I did not create any models with my dataset.
These plots show the difference in borrower rate across income range through 2008 and after 2008. There was very little difference in median borrower rate across income ranges through 2008. After 2008, we see a change, with a steady decline in median borrower as income increases.
These charts look at borrower rate by credit score colored by Prosper credit grade. The first chart is for data through 2008. The second one covers data since 2008. These charts clearly show the difference in Prosper assessment of credit risk beginning in 2009. In the first chart, clear delineation lines at certain credit scores mark the categories of credit risk as determined by Prosper. In the second chart, the colors sort of flip horizontally, indicating how the criteria for Prosper’s assessment of credit risk changed after 2008. The credit grades include a much wider variety of credit scores, but the borrower rate is much less varied across credit grade. Furthermore, we see a slightly weaker correlation between credit score and borrower rate after 2008.
This chart looks at borrower rate by debt-to-income-ratio, faceted across loan status and colored by income range, with regression lines for each loan status category. The likelihood that a particular loan will default was not a primary area of focus for my analysis. However, this chart is interesting because it suggests that the characteristics of loans that eventually default are widely varied. Neither borrower rate, nor debt-to-income-ratio, nor income range seem to be significant indicators of whether a loan will eventually default.
The Prosper Loan Dataset tracks nearly 114,000 loans across 81 variables. I began with a basic exploration of individual variables, and then I started to explore key questions, particularly how Prosper determines the borrower rate for a given a loan. I had quite a bit of difficulty finding clear correlations between borrowers’ credit history and the rates they earned. I also was surprised to find that Prosper was willing to make a large number of loans to borrowers with poor credit histories. Over 5,000 loans were made to borrowers with more than 25 delinquencies in the past 7 years, and prior to 2009, some borrowers had credit scores in the 400’s.

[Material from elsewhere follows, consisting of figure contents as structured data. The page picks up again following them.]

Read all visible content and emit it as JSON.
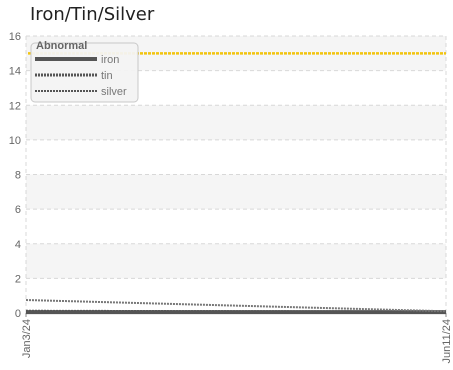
{
  "chart_data": {
    "type": "line",
    "title": "Iron/Tin/Silver",
    "xlabel": "",
    "ylabel": "",
    "x_ticks": [
      "Jan3/24",
      "Jun11/24"
    ],
    "x_range": [
      "2024-01-03",
      "2024-06-11"
    ],
    "ylim": [
      0,
      16
    ],
    "y_ticks": [
      0,
      2,
      4,
      6,
      8,
      10,
      12,
      14,
      16
    ],
    "grid": true,
    "legend": {
      "title": "Abnormal",
      "placement": "top-left",
      "entries": [
        "iron",
        "tin",
        "silver"
      ]
    },
    "reference_line": {
      "value": 15,
      "color": "#f2c40f"
    },
    "series": [
      {
        "name": "iron",
        "color": "#555555",
        "x": [
          "2024-01-03",
          "2024-06-11"
        ],
        "y": [
          0.05,
          0.05
        ]
      },
      {
        "name": "tin",
        "color": "#555555",
        "x": [
          "2024-01-03",
          "2024-06-11"
        ],
        "y": [
          0.1,
          0.05
        ]
      },
      {
        "name": "silver",
        "color": "#777777",
        "x": [
          "2024-01-03",
          "2024-06-11"
        ],
        "y": [
          0.75,
          0.1
        ]
      }
    ]
  }
}
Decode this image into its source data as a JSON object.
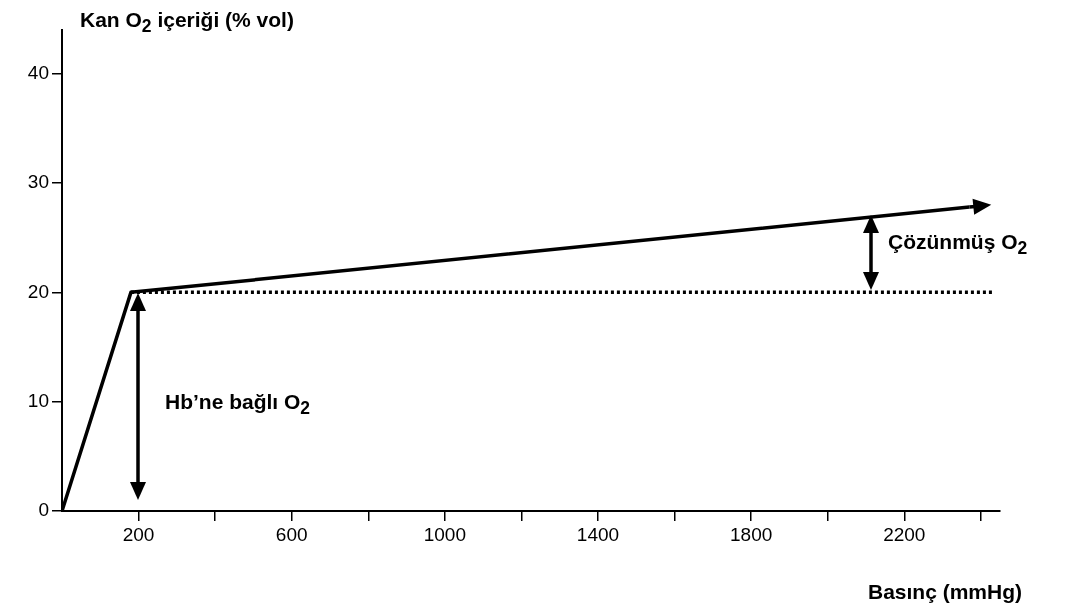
{
  "chart_data": {
    "type": "line",
    "xlabel": "Basınç (mmHg)",
    "ylabel": "Kan O$_{2}$ içeriği (% vol)",
    "xlim": [
      0,
      2450
    ],
    "ylim": [
      0,
      44
    ],
    "xticks": [
      200,
      {
        "value": 400,
        "label": null
      },
      600,
      {
        "value": 800,
        "label": null
      },
      1000,
      {
        "value": 1200,
        "label": null
      },
      1400,
      {
        "value": 1600,
        "label": null
      },
      1800,
      {
        "value": 2000,
        "label": null
      },
      2200,
      {
        "value": 2400,
        "label": null
      }
    ],
    "yticks": [
      0,
      10,
      20,
      30,
      40
    ],
    "grid": false,
    "legend": false,
    "marker": "none",
    "series": [
      {
        "color": "#000000",
        "x": [
          0,
          180,
          2370
        ],
        "values": [
          0,
          20,
          27.8
        ],
        "line_style": "solid"
      },
      {
        "color": "#000000",
        "x": [
          180,
          2430
        ],
        "values": [
          20,
          20
        ],
        "line_style": "dotted"
      }
    ],
    "annotations": [
      "Hb’ne bağlı O$_{2}$",
      "Çözünmüş O$_{2}$"
    ]
  }
}
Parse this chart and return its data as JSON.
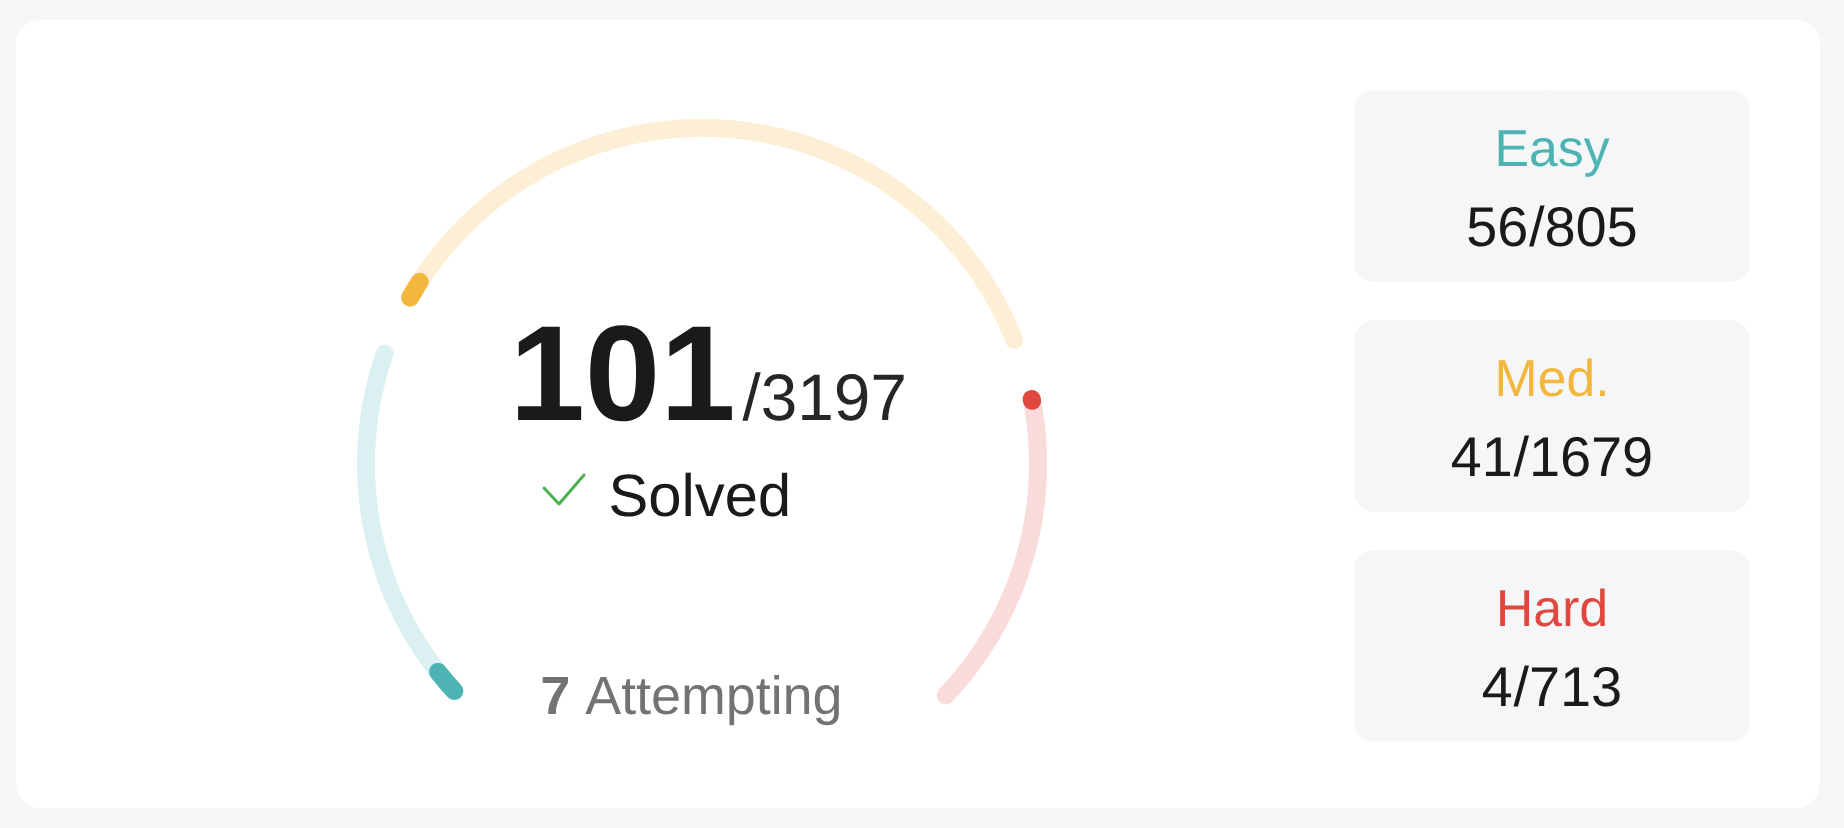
{
  "chart_data": {
    "type": "other",
    "categories": [
      "Easy",
      "Med.",
      "Hard"
    ],
    "series": [
      {
        "values": [
          56,
          41,
          4
        ],
        "colors": [
          "#4db3b3",
          "#f4b73e",
          "#e0473e"
        ],
        "value_labels": [
          "56",
          "41",
          "4"
        ]
      },
      {
        "values": [
          805,
          1679,
          713
        ],
        "colors": [
          "#dbf1f1",
          "#fdefd6",
          "#f9dcda"
        ],
        "value_labels": [
          "/805",
          "/1679",
          "/713"
        ]
      }
    ],
    "annotations": [
      "101",
      "/3197",
      "Solved",
      "**7** Attempting"
    ]
  }
}
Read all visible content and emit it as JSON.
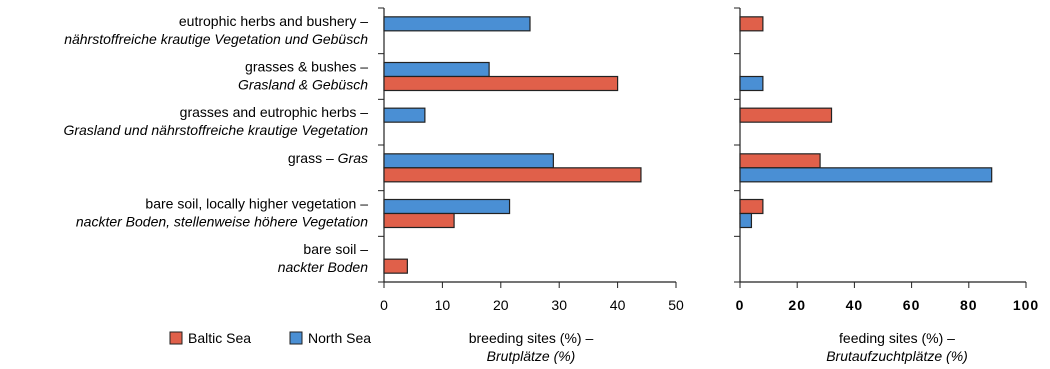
{
  "categories": [
    {
      "en": "eutrophic herbs and bushery –",
      "de": "nährstoffreiche krautige Vegetation und Gebüsch"
    },
    {
      "en": "grasses & bushes –",
      "de": "Grasland & Gebüsch"
    },
    {
      "en": "grasses and eutrophic herbs –",
      "de": "Grasland und nährstoffreiche krautige Vegetation"
    },
    {
      "en": "grass – ",
      "de": "Gras"
    },
    {
      "en": "bare soil, locally higher vegetation –",
      "de": "nackter Boden, stellenweise höhere Vegetation"
    },
    {
      "en": "bare soil –",
      "de": "nackter Boden"
    }
  ],
  "legend": [
    {
      "label": "Baltic Sea",
      "color": "#e0604a"
    },
    {
      "label": "North Sea",
      "color": "#4a8fd4"
    }
  ],
  "chart_data": [
    {
      "type": "bar",
      "orientation": "horizontal",
      "categories": [
        "eutrophic herbs and bushery – nährstoffreiche krautige Vegetation und Gebüsch",
        "grasses & bushes – Grasland & Gebüsch",
        "grasses and eutrophic herbs – Grasland und nährstoffreiche krautige Vegetation",
        "grass – Gras",
        "bare soil, locally higher vegetation – nackter Boden, stellenweise höhere Vegetation",
        "bare soil – nackter Boden"
      ],
      "series": [
        {
          "name": "North Sea",
          "color": "#4a8fd4",
          "values": [
            25,
            18,
            7,
            29,
            21.5,
            0
          ]
        },
        {
          "name": "Baltic Sea",
          "color": "#e0604a",
          "values": [
            0,
            40,
            0,
            44,
            12,
            4
          ]
        }
      ],
      "xlim": [
        0,
        50
      ],
      "xticks": [
        0,
        10,
        20,
        30,
        40,
        50
      ],
      "xlabel": "breeding sites (%) –",
      "xlabel_de": "Brutplätze (%)",
      "grid": false
    },
    {
      "type": "bar",
      "orientation": "horizontal",
      "categories": [
        "eutrophic herbs and bushery – nährstoffreiche krautige Vegetation und Gebüsch",
        "grasses & bushes – Grasland & Gebüsch",
        "grasses and eutrophic herbs – Grasland und nährstoffreiche krautige Vegetation",
        "grass – Gras",
        "bare soil, locally higher vegetation – nackter Boden, stellenweise höhere Vegetation",
        "bare soil – nackter Boden"
      ],
      "series": [
        {
          "name": "Baltic Sea",
          "color": "#e0604a",
          "values": [
            8,
            0,
            32,
            28,
            8,
            0
          ]
        },
        {
          "name": "North Sea",
          "color": "#4a8fd4",
          "values": [
            0,
            8,
            0,
            88,
            4,
            0
          ]
        }
      ],
      "xlim": [
        0,
        100
      ],
      "xticks": [
        0,
        20,
        40,
        60,
        80,
        100
      ],
      "xlabel": "feeding sites (%) –",
      "xlabel_de": "Brutaufzuchtplätze (%)",
      "grid": false
    }
  ]
}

Eventually, I discovered that Prosper assesses the credit risk of each loan based on a proprietary method and assigns borrower rate according to that assessment. Furthermore, I discovered that Prosper changed its method of assessment beginning in 2009. Prior to 2009, credit risk was tied very closely with credit score, but that turned out to be a relatively inaccurate assessment of risk. Beginning in 2009, it appears Prosper added a number of other variables to the credit risk calculation and as a result seems to have improved their assessment. The percentage of chargeoffs and defaults after 2008 decreased significantly.
In future study, it would be interesting to see if the improved credit risk assessment holds true over time. It also would be interesting to track the rate of default over the life-cycle of the loan for the various credit risk levels, i.e., to use the data to gauge at what point in the loan cycle the defaults tend to occur. Finally, future exploration into common characteristics of loans that eventually default could help improve the overall assessment of credit risk.